The currency has lost a third of its value in 2020, relative to the dollar, and has halved in the last three years. Such a slump forced the hand of Uysal, who pushed through a two-percentage point rate hike in September, mirroring the emergency action of his predecessor Murat Çetinkaya in 2018.

The good news is that emerging stock markets are riding through the Turkish turbulence, presumably in the view it represents no more than a little local difficulty. This is a welcome contrast to 2018 when angst in Ankara dragged emerging equities lower pretty much across the board.

Debt dilemma

Nor is the European banking sector looking too troubled. This is despite the Bank of International Settlements’ view that Spanish, French, Italian and British banks have €118 billion in loans to Turkish entities on their books, with Spain in for over half of that and the UK (through HSBC) around a tenth.
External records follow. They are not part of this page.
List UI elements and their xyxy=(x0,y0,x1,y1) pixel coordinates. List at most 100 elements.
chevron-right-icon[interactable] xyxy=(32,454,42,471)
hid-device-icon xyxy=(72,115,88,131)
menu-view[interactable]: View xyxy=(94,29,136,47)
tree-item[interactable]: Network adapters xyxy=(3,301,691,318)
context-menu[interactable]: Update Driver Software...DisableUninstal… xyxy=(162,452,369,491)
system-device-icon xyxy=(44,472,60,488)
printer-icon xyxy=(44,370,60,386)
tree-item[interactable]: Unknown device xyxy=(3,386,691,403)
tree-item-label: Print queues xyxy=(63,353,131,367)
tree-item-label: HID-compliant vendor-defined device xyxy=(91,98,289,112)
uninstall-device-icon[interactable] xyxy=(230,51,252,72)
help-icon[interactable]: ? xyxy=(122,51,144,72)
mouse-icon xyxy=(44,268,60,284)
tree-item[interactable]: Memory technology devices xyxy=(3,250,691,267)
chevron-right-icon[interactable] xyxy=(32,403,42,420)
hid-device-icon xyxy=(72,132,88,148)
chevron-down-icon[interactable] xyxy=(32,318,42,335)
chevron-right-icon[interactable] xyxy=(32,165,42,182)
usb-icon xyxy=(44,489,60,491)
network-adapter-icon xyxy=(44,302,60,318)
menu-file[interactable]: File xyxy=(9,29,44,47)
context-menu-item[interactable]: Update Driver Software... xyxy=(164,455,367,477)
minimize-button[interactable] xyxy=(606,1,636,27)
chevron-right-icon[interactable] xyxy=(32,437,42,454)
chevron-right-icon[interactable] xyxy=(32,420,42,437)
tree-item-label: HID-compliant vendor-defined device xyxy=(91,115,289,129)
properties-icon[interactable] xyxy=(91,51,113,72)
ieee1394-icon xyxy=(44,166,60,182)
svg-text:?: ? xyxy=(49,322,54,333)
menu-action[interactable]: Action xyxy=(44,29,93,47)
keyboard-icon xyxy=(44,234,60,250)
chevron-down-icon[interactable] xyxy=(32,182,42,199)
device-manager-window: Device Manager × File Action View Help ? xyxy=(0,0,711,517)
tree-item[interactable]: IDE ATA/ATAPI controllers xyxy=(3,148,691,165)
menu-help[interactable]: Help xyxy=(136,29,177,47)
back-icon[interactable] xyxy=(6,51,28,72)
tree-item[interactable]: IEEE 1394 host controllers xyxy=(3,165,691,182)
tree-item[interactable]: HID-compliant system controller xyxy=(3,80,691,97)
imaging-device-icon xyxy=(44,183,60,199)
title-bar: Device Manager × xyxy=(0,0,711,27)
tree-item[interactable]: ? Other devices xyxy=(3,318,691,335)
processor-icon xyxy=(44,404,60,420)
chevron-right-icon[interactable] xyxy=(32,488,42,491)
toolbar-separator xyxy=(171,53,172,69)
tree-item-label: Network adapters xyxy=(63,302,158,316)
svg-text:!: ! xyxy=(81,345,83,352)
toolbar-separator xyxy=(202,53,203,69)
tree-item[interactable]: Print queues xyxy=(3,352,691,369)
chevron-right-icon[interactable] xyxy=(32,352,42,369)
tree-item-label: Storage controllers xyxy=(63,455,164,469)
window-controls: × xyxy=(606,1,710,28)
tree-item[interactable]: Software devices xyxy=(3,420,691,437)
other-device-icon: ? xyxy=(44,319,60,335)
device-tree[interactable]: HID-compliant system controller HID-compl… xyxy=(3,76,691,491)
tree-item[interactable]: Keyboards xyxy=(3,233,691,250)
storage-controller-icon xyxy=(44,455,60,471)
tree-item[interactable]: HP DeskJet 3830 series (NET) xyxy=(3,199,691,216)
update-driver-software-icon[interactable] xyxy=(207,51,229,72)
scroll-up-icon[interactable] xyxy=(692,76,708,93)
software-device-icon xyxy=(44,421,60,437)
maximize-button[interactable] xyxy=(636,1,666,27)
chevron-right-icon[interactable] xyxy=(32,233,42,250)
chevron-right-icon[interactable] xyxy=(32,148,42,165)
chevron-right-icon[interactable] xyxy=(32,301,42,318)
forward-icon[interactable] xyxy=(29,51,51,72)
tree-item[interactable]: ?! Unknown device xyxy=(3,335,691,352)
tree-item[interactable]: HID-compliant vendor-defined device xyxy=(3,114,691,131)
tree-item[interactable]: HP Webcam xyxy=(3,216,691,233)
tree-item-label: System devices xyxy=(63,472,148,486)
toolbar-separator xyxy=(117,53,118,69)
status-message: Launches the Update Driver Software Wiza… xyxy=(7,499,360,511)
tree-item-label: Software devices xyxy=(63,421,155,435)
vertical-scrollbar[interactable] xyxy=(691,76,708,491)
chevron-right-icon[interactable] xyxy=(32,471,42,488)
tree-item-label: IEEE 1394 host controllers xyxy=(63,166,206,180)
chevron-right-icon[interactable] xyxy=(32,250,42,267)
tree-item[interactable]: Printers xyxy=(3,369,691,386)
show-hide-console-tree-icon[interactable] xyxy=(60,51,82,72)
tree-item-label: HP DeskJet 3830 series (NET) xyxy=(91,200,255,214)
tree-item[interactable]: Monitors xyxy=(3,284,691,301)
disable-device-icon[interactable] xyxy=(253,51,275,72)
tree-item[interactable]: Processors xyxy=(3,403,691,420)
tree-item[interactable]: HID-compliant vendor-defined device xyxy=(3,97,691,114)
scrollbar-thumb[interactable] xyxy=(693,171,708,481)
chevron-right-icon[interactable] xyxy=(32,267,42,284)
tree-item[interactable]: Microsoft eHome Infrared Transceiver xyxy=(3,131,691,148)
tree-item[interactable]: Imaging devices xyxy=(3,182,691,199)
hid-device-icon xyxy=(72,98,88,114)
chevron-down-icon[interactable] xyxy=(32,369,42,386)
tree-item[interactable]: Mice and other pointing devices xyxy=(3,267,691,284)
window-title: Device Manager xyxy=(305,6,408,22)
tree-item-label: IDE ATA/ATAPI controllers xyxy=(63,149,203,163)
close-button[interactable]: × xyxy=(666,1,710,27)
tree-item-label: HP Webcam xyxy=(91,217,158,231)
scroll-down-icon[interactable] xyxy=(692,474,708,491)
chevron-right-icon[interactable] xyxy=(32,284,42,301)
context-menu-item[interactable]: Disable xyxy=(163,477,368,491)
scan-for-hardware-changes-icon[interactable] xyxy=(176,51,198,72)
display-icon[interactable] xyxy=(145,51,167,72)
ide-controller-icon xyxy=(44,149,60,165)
Instead, banking shares are rising, buoyed by hopes of the return of dividend payments from the FTSE 100’s ‘Big Five’ lenders in calendar 2021, the prospect of a COVID-19 vaccine and a potential economic recovery that could not only cap loan losses but help to steepen the yield curve and fatten lending margins.

Yet investors must now wait to see what policies Ağbal unveils in his new role as governor of Turkey’s central bank. Raising interest rates does not seem to be an option so that leaves four possible courses of action:

• Turkey could devalue the lira (though the markets seem to be doing that for it anyway). This could help to ease the pressure on interest rates and reduce debt-servicing costs on lira-priced loans while also slowing imports and boosting exports to cut the current account deficit.

• Ankara could find fresh funds. President Erdoğan first came to power (as prime minister) in 2002 thanks to his protests against the austerity package demanded by the International Monetary Fund (IMF) in return for help after the 2000-01 crisis so such a policy seems unlikely.

• Turkey could default. This remains a possibility, especially as Erdoğan has in the past called interest rates ‘the mother of all evil’.

• Ankara could impose capital controls. This would stop foreign banks and businesses from withdrawing their cash although it may only stop the rot in the lira for as long as the controls are in place.

Global financial markets would not welcome either of the last two options.

Malaysia imposed capital controls in 1998 and international investors who were stuck with assets stranded in ringgit sold stocks and bonds in other emerging markets to raise liquidity and protect themselves from the danger of similar moves elsewhere.

That eventually rippled around the world and what began as an Asia currency and debt crisis in 1997 became a global one in 1998 and even the FTSE 100 was caught up the melee as it briefly entered a bear market.

None of this is to say that we get a repeat this time, or that Ankara makes the same mistakes as Kuala Lumpur did 22 years ago. But it is a risk that must be watched, especially as markets are at their most vulnerable when they are at their most optimistic.